While Macron is presenting himself as the benevolent saviour who will help the troubled Lebanese, he himself has been complicit in exactly what some of the protesters referred to when they cursed corruption. Ironically, in Beirut, Macron scrutinised “a political order that has been captured by outside forces."

He obviously did not mean France and its allies – such as Israel. France has a particularly close relation with the Israeli regime, with which Lebanon has been in an ongoing state of war for decades. Like his predecessors, Macron naturally supports Israel’s supremacy in the region.

The structural Israeli aggression plays a particular role in Lebanon’s grave situation. For decades, Israel has been a destructive force in Lebanon. It had a devastating role in the Lebanese War, occupying a significant part of the country for almost two decades, carrying out massacres, and again bombarding the country in the 2006 war.

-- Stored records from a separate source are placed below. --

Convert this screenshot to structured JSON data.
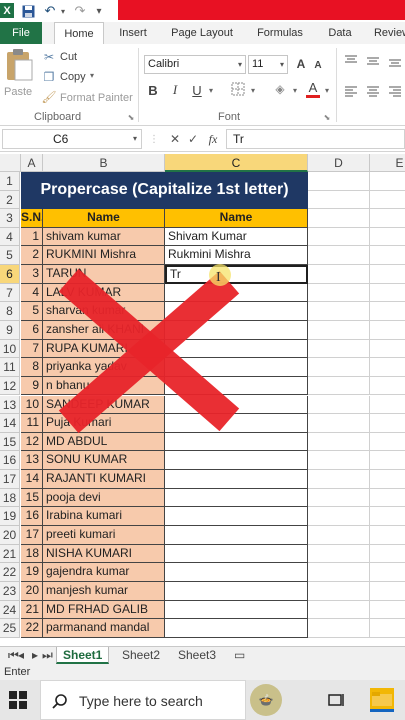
{
  "quick_access": {
    "logo": "X",
    "save_icon": "💾",
    "undo_icon": "↶",
    "redo_icon": "↷"
  },
  "ribbon_tabs": [
    "File",
    "Home",
    "Insert",
    "Page Layout",
    "Formulas",
    "Data",
    "Review"
  ],
  "clipboard": {
    "paste": "Paste",
    "cut": "Cut",
    "copy": "Copy",
    "format_painter": "Format Painter",
    "group": "Clipboard"
  },
  "font": {
    "name": "Calibri",
    "size": "11",
    "bold": "B",
    "italic": "I",
    "underline": "U",
    "grow": "A",
    "shrink": "A",
    "color_a": "A",
    "group": "Font"
  },
  "formula_bar": {
    "name_box": "C6",
    "cancel": "✕",
    "enter": "✓",
    "fx": "fx",
    "value": "Tr"
  },
  "columns": [
    "A",
    "B",
    "C",
    "D",
    "E"
  ],
  "rows": [
    "1",
    "2",
    "3",
    "4",
    "5",
    "6",
    "7",
    "8",
    "9",
    "10",
    "11",
    "12",
    "13",
    "14",
    "15",
    "16",
    "17",
    "18",
    "19",
    "20",
    "21",
    "22",
    "23",
    "24",
    "25"
  ],
  "sheet": {
    "title": "Propercase (Capitalize 1st letter)",
    "header": {
      "sn": "S.N.",
      "name_b": "Name",
      "name_c": "Name"
    },
    "data": [
      {
        "sn": "1",
        "name": "shivam kumar",
        "proper": "Shivam Kumar"
      },
      {
        "sn": "2",
        "name": "RUKMINI Mishra",
        "proper": "Rukmini Mishra"
      },
      {
        "sn": "3",
        "name": "TARUN",
        "proper": "Tr"
      },
      {
        "sn": "4",
        "name": "LALV KUMAR",
        "proper": ""
      },
      {
        "sn": "5",
        "name": "sharvan kumar",
        "proper": ""
      },
      {
        "sn": "6",
        "name": "zansher ali KHANI",
        "proper": ""
      },
      {
        "sn": "7",
        "name": "RUPA KUMARI",
        "proper": ""
      },
      {
        "sn": "8",
        "name": "priyanka yadav",
        "proper": ""
      },
      {
        "sn": "9",
        "name": "n bhanu",
        "proper": ""
      },
      {
        "sn": "10",
        "name": "SANDEEP KUMAR",
        "proper": ""
      },
      {
        "sn": "11",
        "name": "Puja Kumari",
        "proper": ""
      },
      {
        "sn": "12",
        "name": "MD ABDUL",
        "proper": ""
      },
      {
        "sn": "13",
        "name": "SONU KUMAR",
        "proper": ""
      },
      {
        "sn": "14",
        "name": "RAJANTI KUMARI",
        "proper": ""
      },
      {
        "sn": "15",
        "name": "pooja devi",
        "proper": ""
      },
      {
        "sn": "16",
        "name": "Irabina kumari",
        "proper": ""
      },
      {
        "sn": "17",
        "name": "preeti kumari",
        "proper": ""
      },
      {
        "sn": "18",
        "name": "NISHA KUMARI",
        "proper": ""
      },
      {
        "sn": "19",
        "name": "gajendra kumar",
        "proper": ""
      },
      {
        "sn": "20",
        "name": "manjesh kumar",
        "proper": ""
      },
      {
        "sn": "21",
        "name": "MD FRHAD GALIB",
        "proper": ""
      },
      {
        "sn": "22",
        "name": "parmanand mandal",
        "proper": ""
      }
    ]
  },
  "sheet_tabs": [
    "Sheet1",
    "Sheet2",
    "Sheet3"
  ],
  "status": "Enter",
  "taskbar": {
    "search_placeholder": "Type here to search"
  },
  "colors": {
    "title_bg": "#1f3864",
    "header_bg": "#ffc000",
    "peach": "#f7caac",
    "excel_green": "#217346",
    "red_x": "#e8242a"
  }
}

No French high official went to Dahiye, south of Beirut, after it was destroyed by Israeli bombs. Also, Israel is still invested in destabilising Lebanon. Israeli warplanes and drones can be seen over Lebanese skies almost on a daily basis, these are in violation of Lebanese sovereignty.

Neither these actions, nor continuous Israeli threats have caused outrage in France or the broader international community.

Israeli provocations are also rarely registered by the many Western journalists present in Beirut. For Macron, the trip to Beirut might have been a refreshing contrast to the situation in Paris, where recent years mass protests - largely against his own government - have been a mainstay of French life. Police violence is said to be on the rise there.

Jan Kubis, a Slovak diplomat who is currently serving as the UN “Special Coordinator for Lebanon” also seems to think that Macron has authority over Lebanon. Kubis tweeted: “The messages from President Emmanuel Macron were clear and loud. What now, Lebanon?

The fact that many in the country are tired and some solely blame internal factors for the current crises, seems to suit foreign powers who appear eager to extend their own personal grip on Lebanon.